Under Swiss law, no specific legal framework currently applies to data and data transactions. The notion of non-personal data is not even defined. Ownership, access to and use of economically valuable data are only selectively addressed by statutory law. On the one hand, legal protection is granted to trade and business secrets under civil and penal law and to inventions, works (including software) and databases under intellectual property legislation. Regulatory exclusivity rights cover health and scientific data related to therapeutic products. On the other hand, exclusive rights to information and selective access to them are under scrutiny for their potential anti-competitive effects (FRAND licensing, excessive platform user data collection, self-preferencing data ecosystems).
The data economy makes a significant contribution to Switzerland's economic performance. A digitalizing health sector and the Covid-19 pandemic have intensified the discussion on access to and use of health data, promising research opportunities for the development of increasingly effective drugs and customized therapies.
Against this background, the Swiss Federal Council commissioned on 30 October 2019 the Institute for Intellectual Property (IPI) to draw up a report on access to non-personal data in the private sector, including an economic analysis and a legal framework for the access and use of non-personal data. The Federal Council took note of the report at its meeting on 26 May 2021 and mandated the IPI to implement additional support measures and to update the study on the data market in Switzerland.
The IPI report recommends not to introduce a property right for non-personal data or for databases. As far as private sector access to third party non-personal data is concerned, a solution via compulsory (FRAND) licences may not be suitable for all sectors, because of the complex implementation of such mechanisms and the potential anti-competitive consequences. Instead, forms of voluntary access to non-personal data, such as open data or shared data, and the provision of trusted data spaces may be promising. Such approaches require, however, a more detailed analysis.

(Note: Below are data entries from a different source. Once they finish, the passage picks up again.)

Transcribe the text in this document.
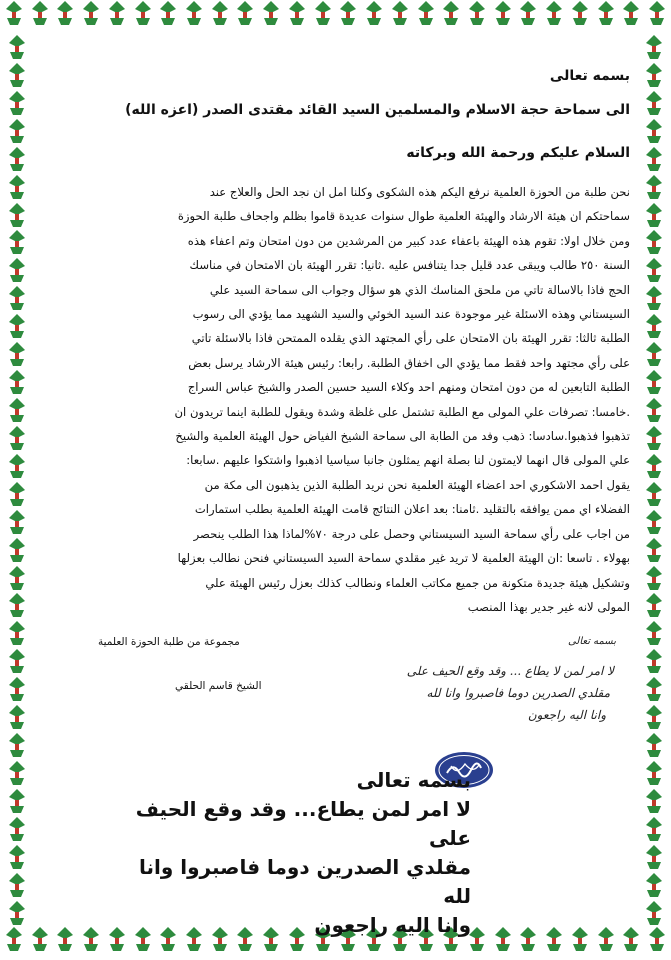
بسمه تعالى
الى سماحة حجة الاسلام والمسلمين السيد القائد مقتدى الصدر (اعزه الله)
السلام عليكم ورحمة الله وبركاته
نحن طلبة من الحوزة العلمية نرفع اليكم هذه الشكوى وكلنا امل ان نجد الحل والعلاج عند
سماحتكم ان هيئة الارشاد والهيئة العلمية طوال سنوات عديدة قاموا بظلم واجحاف طلبة الحوزة
ومن خلال اولا: تقوم هذه الهيئة باعفاء عدد كبير من المرشدين من دون امتحان وتم اعفاء هذه
السنة ٢٥٠ طالب ويبقى عدد قليل جدا يتنافس عليه .ثانيا: تقرر الهيئة بان الامتحان في مناسك
الحج فاذا بالاسالة تاتي من ملحق المناسك الذي هو سؤال وجواب الى سماحة السيد علي
السيستاني وهذه الاسئلة غير موجودة عند السيد الخوئي والسيد الشهيد مما يؤدي الى رسوب
الطلبة ثالثا: تقرر الهيئة بان الامتحان على رأي المجتهد الذي يقلده الممتحن فاذا بالاسئلة تاتي
على رأي مجتهد واحد فقط مما يؤدي الى اخفاق الطلبة. رابعا: رئيس هيئة الارشاد يرسل بعض
الطلبة التابعين له من دون امتحان ومنهم احد وكلاء السيد حسين الصدر والشيخ عباس السراج
.خامسا: تصرفات علي المولى مع الطلبة تشتمل على غلظة وشدة ويقول للطلبة اينما تريدون ان
تذهبوا فذهبوا.سادسا: ذهب وفد من الطابة الى سماحة الشيخ الفياض حول الهيئة العلمية والشيخ
علي المولى قال انهما لايمتون لنا بصلة انهم يمثلون جانبا سياسيا اذهبوا واشتكوا عليهم .سابعا:
يقول احمد الاشكوري احد اعضاء الهيئة العلمية نحن نريد الطلبة الذين يذهبون الى مكة من
الفضلاء اي ممن يوافقه بالتقليد .ثامنا: بعد اعلان النتائج قامت الهيئة العلمية بطلب استمارات
من اجاب على رأي سماحة السيد السيستاني وحصل على درجة ٧٠%لماذا هذا الطلب ينحصر
بهولاء . تاسعا :ان الهيئة العلمية لا تريد غير مقلدي سماحة السيد السيستاني فنحن نطالب بعزلها
وتشكيل هيئة جديدة متكونة من جميع مكاتب العلماء ونطالب كذلك بعزل رئيس الهيئة علي
المولى لانه غير جدير بهذا المنصب
مجموعة من طلبة الحوزة العلمية
الشيخ قاسم الحلقي
بسمه تعالى
لا امر لمن لا يطاع ... وقد وقع الحيف على
مقلدي الصدرين دوما فاصبروا وانا لله
وانا اليه راجعون
بسمه تعالى
لا امر لمن يطاع... وقد وقع الحيف على
مقلدي الصدرين دوما فاصبروا وانا لله
وانا اليه راجعون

In the EU, the legal framework for data transactions evolves swiftly: Over the last couple of months, the EU Commission has presented three core deliverables of its "European Strategy for Data", namely the Digital Markets Act, the Digital Services Act and – of particular interest in the present context – the Data Governance Act. The latter Act aims at both fostering and regulating the reuse of public sector data, as well as the activities of data-sharing intermediaries and "Data Altruism Organizations". Importantly, it extends to private and public, to non-personal and personal data alike, creating a cross-over legal framework and a complex overlap with the General Data Protection Regulation.
There is no doubt that Switzerland needs a comprehensive data governance strategy as well, not least because the data economy's contribution to the country's GDP is above the EU28 average, confirming Switzerland's role as one of the most dynamic digital and data economies in Europe. The relevance of data transactions is likely to increase with developments such as artificial intelligence, digital health and the blockchain technology.

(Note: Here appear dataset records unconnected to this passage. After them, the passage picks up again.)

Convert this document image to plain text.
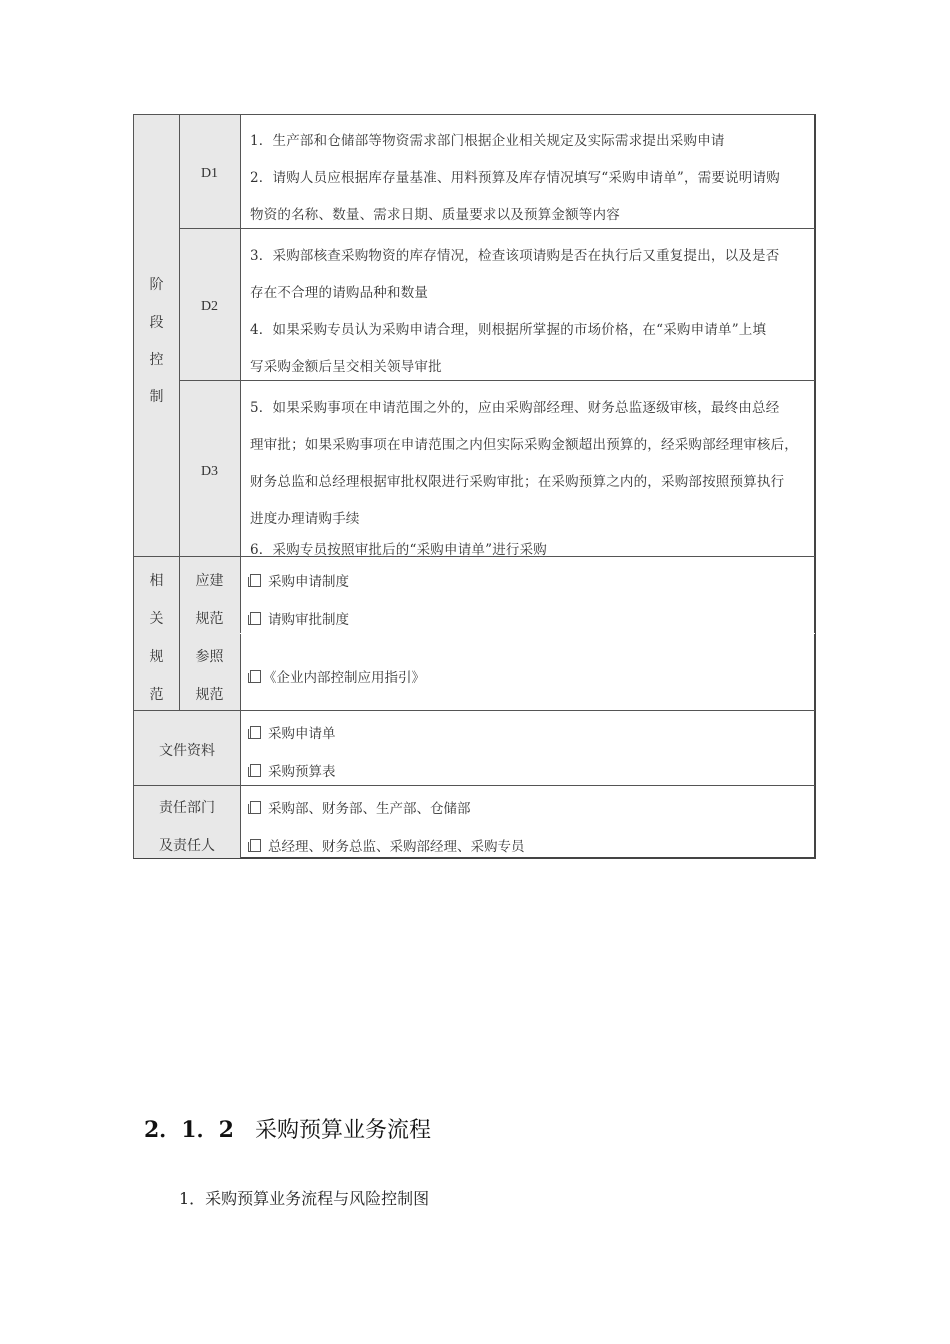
阶
段
控
制
D1
D2
D3
1．生产部和仓储部等物资需求部门根据企业相关规定及实际需求提出采购申请
2．请购人员应根据库存量基准、用料预算及库存情况填写“采购申请单”，需要说明请购
物资的名称、数量、需求日期、质量要求以及预算金额等内容
3．采购部核查采购物资的库存情况，检查该项请购是否在执行后又重复提出，以及是否
存在不合理的请购品种和数量
4．如果采购专员认为采购申请合理，则根据所掌握的市场价格，在“采购申请单”上填
写采购金额后呈交相关领导审批
5．如果采购事项在申请范围之外的，应由采购部经理、财务总监逐级审核，最终由总经
理审批；如果采购事项在申请范围之内但实际采购金额超出预算的，经采购部经理审核后，
财务总监和总经理根据审批权限进行采购审批；在采购预算之内的，采购部按照预算执行
进度办理请购手续
6．采购专员按照审批后的“采购申请单”进行采购
相
关
规
范
应建
规范
参照
规范
采购申请制度
请购审批制度
《企业内部控制应用指引》
文件资料
采购申请单
采购预算表
责任部门
及责任人
采购部、财务部、生产部、仓储部
总经理、财务总监、采购部经理、采购专员
2．1．2 采购预算业务流程
1．采购预算业务流程与风险控制图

For Swiss businesses, not only the ongoing work on such a domestic legal framework is of relevance, but also the legal developments in the EU. For instance, where Swiss businesses provide intermediary services which (potentially) address EU residents, they may become subject to the liability and conduct rules of the Digital Services Act. The same is true, with regard to the Data Governance Act, for the provision of data sharing services within the European Union (even if the respective Swiss company is in no way established in the EU). Subsidiaries of Swiss companies may be able to invoke rights under the Digital Markets Act against gatekeeper platforms.
The legal discussion in Switzerland is launched and Schellenberg Wittmer will regularly update.